Volume 29 Numéro 15 Le 6 avril 2012

Saisir les opportunités avant qu’il ne soit trop tard

Par Jean-Philippe Boucher, Spécialiste mise en marché des grains
info@journalagricom.ca


J’écris ces lignes tout juste alors que le Département Américain de l’Agriculture (USDA) vient de révéler des intentions d’ensemencements de maïs exceptionnels de 95,9 millions d’acres aux États-Unis.

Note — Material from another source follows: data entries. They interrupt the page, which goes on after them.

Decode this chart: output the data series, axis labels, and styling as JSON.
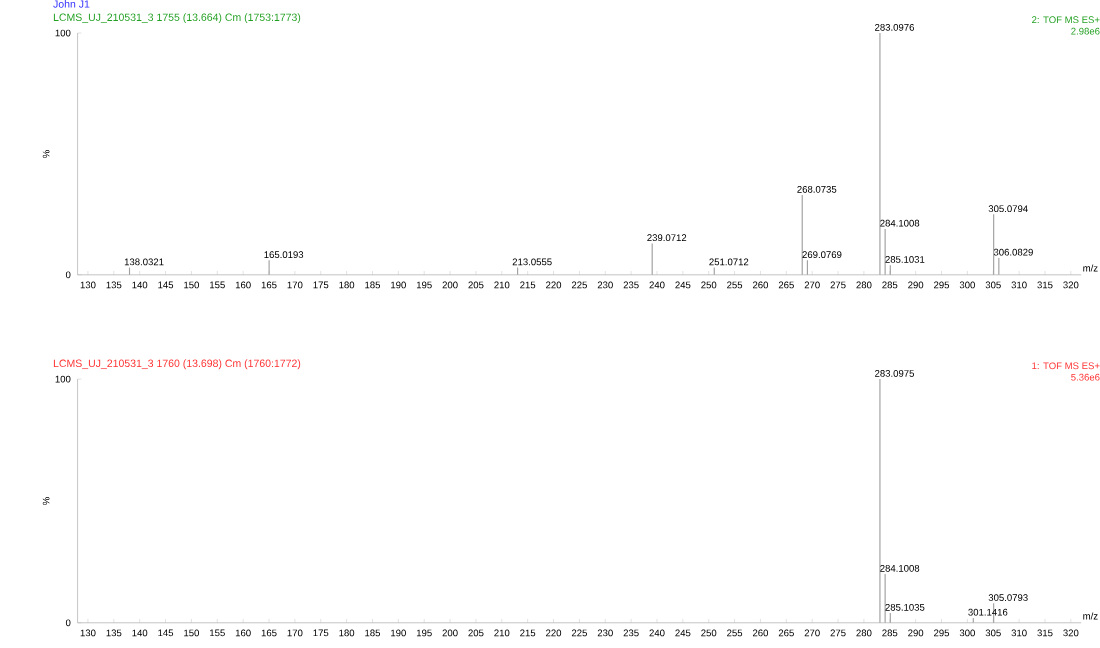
{
  "chart_data": [
    {
      "type": "bar",
      "title": "John J1",
      "subtitle": "LCMS_UJ_210531_3 1755 (13.664) Cm (1753:1773)",
      "xlabel": "m/z",
      "ylabel": "%",
      "color": "#a0a0a0",
      "x": [
        138.0321,
        165.0193,
        213.0555,
        239.0712,
        251.0712,
        268.0735,
        269.0769,
        283.0976,
        284.1008,
        285.1031,
        305.0794,
        306.0829
      ],
      "values": [
        3,
        6,
        3,
        13,
        3,
        33,
        6,
        100,
        19,
        4,
        25,
        7
      ],
      "xlim": [
        128,
        322
      ],
      "xticks": [
        130,
        135,
        140,
        145,
        150,
        155,
        160,
        165,
        170,
        175,
        180,
        185,
        190,
        195,
        200,
        205,
        210,
        215,
        220,
        225,
        230,
        235,
        240,
        245,
        250,
        255,
        260,
        265,
        270,
        275,
        280,
        285,
        290,
        295,
        300,
        305,
        310,
        315,
        320
      ],
      "ylim": [
        0,
        100
      ],
      "yticks": [
        0,
        100
      ],
      "annotations": [
        {
          "text": "138.0321",
          "x": 138.0321,
          "y": 3
        },
        {
          "text": "165.0193",
          "x": 165.0193,
          "y": 6
        },
        {
          "text": "213.0555",
          "x": 213.0555,
          "y": 3
        },
        {
          "text": "239.0712",
          "x": 239.0712,
          "y": 13
        },
        {
          "text": "251.0712",
          "x": 251.0712,
          "y": 3
        },
        {
          "text": "268.0735",
          "x": 268.0735,
          "y": 33
        },
        {
          "text": "269.0769",
          "x": 269.0769,
          "y": 6
        },
        {
          "text": "283.0976",
          "x": 283.0976,
          "y": 100
        },
        {
          "text": "284.1008",
          "x": 284.1008,
          "y": 19
        },
        {
          "text": "285.1031",
          "x": 285.1031,
          "y": 4
        },
        {
          "text": "305.0794",
          "x": 305.0794,
          "y": 25
        },
        {
          "text": "306.0829",
          "x": 306.0829,
          "y": 7
        },
        "2: TOF MS ES+",
        "2.98e6"
      ]
    },
    {
      "type": "bar",
      "subtitle": "LCMS_UJ_210531_3 1760 (13.698) Cm (1760:1772)",
      "xlabel": "m/z",
      "ylabel": "%",
      "color": "#a0a0a0",
      "x": [
        283.0975,
        284.1008,
        285.1035,
        301.1416,
        305.0793
      ],
      "values": [
        100,
        20,
        4,
        2,
        8
      ],
      "xlim": [
        128,
        322
      ],
      "xticks": [
        130,
        135,
        140,
        145,
        150,
        155,
        160,
        165,
        170,
        175,
        180,
        185,
        190,
        195,
        200,
        205,
        210,
        215,
        220,
        225,
        230,
        235,
        240,
        245,
        250,
        255,
        260,
        265,
        270,
        275,
        280,
        285,
        290,
        295,
        300,
        305,
        310,
        315,
        320
      ],
      "ylim": [
        0,
        100
      ],
      "yticks": [
        0,
        100
      ],
      "annotations": [
        {
          "text": "283.0975",
          "x": 283.0975,
          "y": 100
        },
        {
          "text": "284.1008",
          "x": 284.1008,
          "y": 20
        },
        {
          "text": "285.1035",
          "x": 285.1035,
          "y": 4
        },
        {
          "text": "301.1416",
          "x": 301.1416,
          "y": 2
        },
        {
          "text": "305.0793",
          "x": 305.0793,
          "y": 8
        },
        "1: TOF MS ES+",
        "5.36e6"
      ]
    }
  ]
}
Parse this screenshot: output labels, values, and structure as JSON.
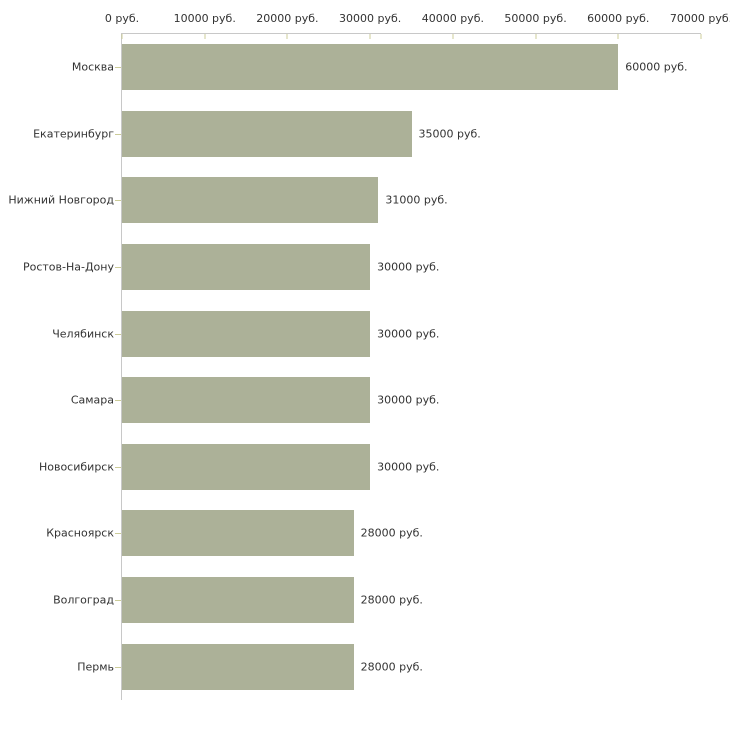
{
  "chart_data": {
    "type": "bar",
    "orientation": "horizontal",
    "title": "",
    "xlabel": "",
    "ylabel": "",
    "unit": "руб.",
    "categories": [
      "Москва",
      "Екатеринбург",
      "Нижний Новгород",
      "Ростов-На-Дону",
      "Челябинск",
      "Самара",
      "Новосибирск",
      "Красноярск",
      "Волгоград",
      "Пермь"
    ],
    "values": [
      60000,
      35000,
      31000,
      30000,
      30000,
      30000,
      30000,
      28000,
      28000,
      28000
    ],
    "value_labels": [
      "60000 руб.",
      "35000 руб.",
      "31000 руб.",
      "30000 руб.",
      "30000 руб.",
      "30000 руб.",
      "30000 руб.",
      "28000 руб.",
      "28000 руб.",
      "28000 руб."
    ],
    "x_axis": {
      "min": 0,
      "max": 70000,
      "tick_step": 10000,
      "tick_values": [
        0,
        10000,
        20000,
        30000,
        40000,
        50000,
        60000,
        70000
      ],
      "tick_labels": [
        "0 руб.",
        "10000 руб.",
        "20000 руб.",
        "30000 руб.",
        "40000 руб.",
        "50000 руб.",
        "60000 руб.",
        "70000 руб."
      ],
      "position": "top"
    },
    "grid": false,
    "legend": false,
    "colors": {
      "bar": "#acb198",
      "axis_line": "#c8c8c8",
      "tick": "#cccc99",
      "text": "#333333",
      "background": "#ffffff"
    }
  }
}
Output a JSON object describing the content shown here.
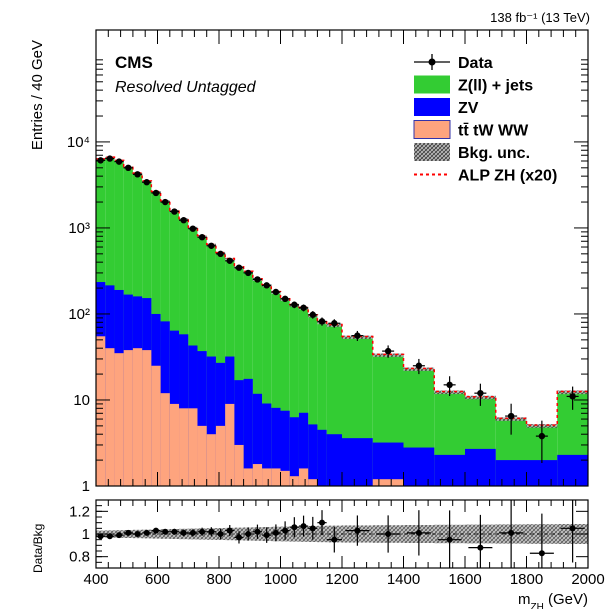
{
  "chart_data": {
    "type": "bar",
    "stacked": true,
    "lumi_label": "138 fb⁻¹ (13 TeV)",
    "cms_label": "CMS",
    "category_label": "Resolved Untagged",
    "ylabel": "Entries / 40 GeV",
    "xlabel": "m",
    "xlabel_sub": "ZH",
    "xlabel_unit": " (GeV)",
    "ratio_ylabel": "Data/Bkg",
    "x_scale": "linear",
    "y_scale": "log",
    "xlim": [
      400,
      2000
    ],
    "ylim": [
      1,
      200000
    ],
    "ratio_ylim": [
      0.7,
      1.3
    ],
    "x_ticks": [
      "400",
      "600",
      "800",
      "1000",
      "1200",
      "1400",
      "1600",
      "1800",
      "2000"
    ],
    "y_ticks": [
      "1",
      "10",
      "10²",
      "10³",
      "10⁴"
    ],
    "ratio_ticks": [
      "0.8",
      "1",
      "1.2"
    ],
    "legend_position": "top-right",
    "bin_edges": [
      400,
      430,
      460,
      490,
      520,
      550,
      580,
      610,
      640,
      670,
      700,
      730,
      760,
      790,
      820,
      850,
      880,
      910,
      940,
      970,
      1000,
      1030,
      1060,
      1090,
      1120,
      1150,
      1200,
      1300,
      1400,
      1500,
      1600,
      1700,
      1800,
      1900,
      2000
    ],
    "series": [
      {
        "name": "tt̄ tW WW",
        "color": "#fea47e",
        "values": [
          55,
          40,
          35,
          38,
          40,
          38,
          25,
          12,
          9,
          8,
          8,
          5,
          4,
          5,
          9,
          3,
          1.6,
          1.8,
          1.6,
          1.6,
          1.5,
          1.3,
          1.6,
          1.2,
          1,
          1,
          1,
          1.2,
          1,
          1,
          1,
          1,
          1,
          1
        ]
      },
      {
        "name": "ZV",
        "color": "#0000ff",
        "values": [
          180,
          175,
          155,
          130,
          120,
          115,
          75,
          70,
          55,
          50,
          35,
          32,
          28,
          22,
          23,
          14,
          16,
          10,
          7.5,
          6.5,
          6,
          5,
          5.5,
          4,
          3.5,
          3,
          2.6,
          2,
          1.8,
          1.3,
          1.7,
          1,
          1,
          1.3
        ]
      },
      {
        "name": "Z(ll) + jets",
        "color": "#33cc33",
        "values": [
          6000,
          6300,
          5800,
          4900,
          4100,
          3300,
          2500,
          1950,
          1500,
          1200,
          950,
          760,
          600,
          480,
          400,
          330,
          290,
          240,
          205,
          170,
          140,
          120,
          110,
          90,
          75,
          70,
          50,
          30,
          20,
          10,
          8,
          4,
          3,
          10
        ]
      }
    ],
    "data_series": {
      "name": "Data",
      "x": [
        415,
        445,
        475,
        505,
        535,
        565,
        595,
        625,
        655,
        685,
        715,
        745,
        775,
        805,
        835,
        865,
        895,
        925,
        955,
        985,
        1015,
        1045,
        1075,
        1105,
        1135,
        1175,
        1250,
        1350,
        1450,
        1550,
        1650,
        1750,
        1850,
        1950
      ],
      "y": [
        6100,
        6400,
        5900,
        5000,
        4200,
        3400,
        2550,
        2000,
        1550,
        1230,
        980,
        780,
        620,
        500,
        415,
        345,
        300,
        252,
        215,
        180,
        150,
        128,
        118,
        98,
        82,
        78,
        56,
        37,
        25,
        15,
        12,
        6.5,
        3.8,
        11
      ]
    },
    "signal_series": {
      "name": "ALP ZH (x20)",
      "color": "#ff0000"
    },
    "uncertainty_label": "Bkg. unc.",
    "ratio": {
      "x": [
        415,
        445,
        475,
        505,
        535,
        565,
        595,
        625,
        655,
        685,
        715,
        745,
        775,
        805,
        835,
        865,
        895,
        925,
        955,
        985,
        1015,
        1045,
        1075,
        1105,
        1135,
        1175,
        1250,
        1350,
        1450,
        1550,
        1650,
        1750,
        1850,
        1950
      ],
      "y": [
        0.98,
        0.98,
        0.99,
        1.01,
        1.0,
        1.01,
        1.03,
        1.02,
        1.02,
        1.01,
        1.01,
        1.02,
        1.02,
        1.0,
        1.03,
        0.97,
        1.0,
        1.02,
        0.99,
        1.01,
        1.03,
        1.06,
        1.07,
        1.05,
        1.1,
        0.95,
        1.03,
        1.0,
        1.01,
        0.95,
        0.88,
        1.01,
        0.83,
        1.05
      ]
    }
  }
}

Si l’on se fit à la tendance saisonnière moyenne des dix dernières années, et si les conditions météorologiques sont de la partie, les producteurs américains pourraient ainsi obtenir un rendement moyen de plus de  4,06 TM/acre (10 TM/ha), ce qui leur permettrait de produire une récolte record incroyable de près de 360 millions de tonnes et peut-être même plus.

 

Question de remettre les choses en perspective, rappelons que le dernier record de production de maïs aux États-Unis a été atteint il y a 3 ans, en 2009-10, avec une récolte de 332,55 millions de tonnes. La récolte potentielle de plus de 360 millions de tonnes que pourraient obtenir nos voisins du sud cette année a donc de quoi donner quelques sueurs froides à ceux qui espèrent obtenir un bon prix pour leur maïs l’an prochain.  

 

Bien entendu, certaines choses pourraient quand même empêcher le prix du maïs de s’effondrer. Il y a comme toujours les éternelles conditions météorologiques dont profiteront les cultures aux États-Unis cet été qui joueront pour beaucoup sur la direction que devrait prendre le prix du maïs. Et à ce niveau, il existe de nombreuses possibilités. L’une laisse entendre que nous pourrions observer une nouvelle vague de sécheresse assez importante aux États-Unis. Par contre, depuis 2 ans déjà que les conditions météorologiques ne sont pas aux rendez-vous et forcent à la baisse le rendement moyen obtenu en maïs chez nos voisins du sud. Statistiquement, les probabilités que les producteurs américains obtiennent une troisième année consécutive de mauvaises conditions et rendements sont donc beaucoup plus faibles qu’en temps normal.

 

Ensuite, il faut aussi se rappeler que si au 1er mars les intentions d’ensemencements des producteurs américains favorisent le maïs, il se peut très bien qu’avec la hausse très intéressante du soya des dernières semaines, une part des superficies semées en maïs cette année aux États-Unis sera finalement consacrée au soya.

 

Mais dans l’ensemble, avec la publication de ce rapport du USDA du 30 mars, il reste que pour l’instant il sera certainement très difficile pour les marchés de trouver des motifs assez sérieux pour supporter un prix du maïs intéressant l’an prochain. Et en ce sens, la prudence voudrait que si des opportunités de ventes intéressantes pour la prochaine récolte se présentent dans les prochaines semaines/mois, il ne faudra certainement pas hésiter à en saisir quelques-unes au passage.